Gujarat-based food and edible oils firm Adani Wilmer and Madhya Pradesh-headquartered Ruchi Soya Industries have tied up to form a joint venture company for procurement, marketing, sales, and distribution of products such as soya food, oil seeds, and biodiesel.
The new joint venture (JV) company will cater to domestic food demand and both Adani Wilmer and Ruchi Soya will provide manufacturing support to this JV. The new company hopes to reduce costs across logistics, supply chain management, manpower and distribution.
Through their joint venture, Adani Wilmer, Adani Enterprises, and Wilmer International will hold a stake of 66.66 per cent in the JV company, while Ruchi Soya will hold the rest — 33.34 per cent. A non-binding term sheet has been signed.
The joint venture company will have the exclusive right to originate, market, and distribute finished products of Adani Wilmar and Ruchi Soya in India.
According to the joint statement by the both companies, the proposed integration of Adani Wilmar’s and Ruchi Soya’s downstream businesses will serve as a catalyst for the further expansion of both parties’ product portfolios and allow the joint venture to reach and address the consumer tastes, preferences and aspirations of India’s 1.3 billion consumers.

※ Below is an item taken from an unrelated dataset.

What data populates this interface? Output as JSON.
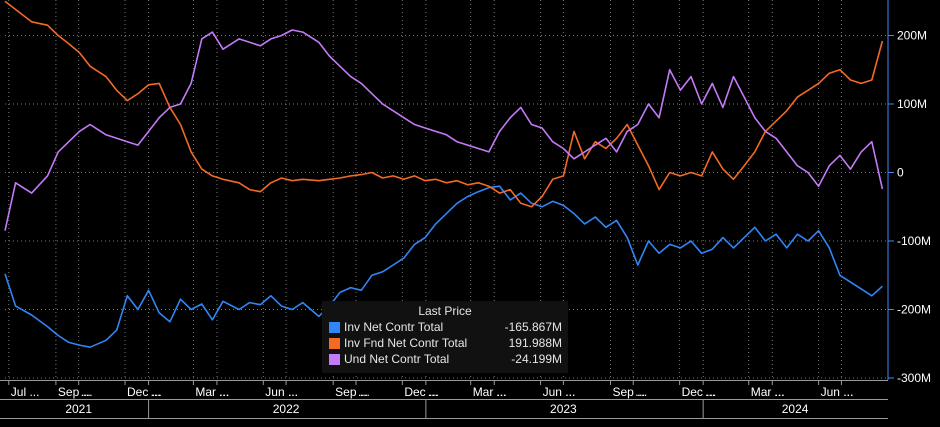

Singapore-based Wilmar International is the world’s largest palm oil processor and has over 500 manufacturing plants and an extensive distribution network covering China, India, Indonesia and some 50 other countries.
Mumbai-based Ruchi Soya is a listed company in the business of edible oil refining and manufacturing of soya foods. However, securities and commodities market regulator SEBI temporarily restrained the company recently from accessing the securities market as it had formed a cartel to execute trade trades in the castor seeds future market.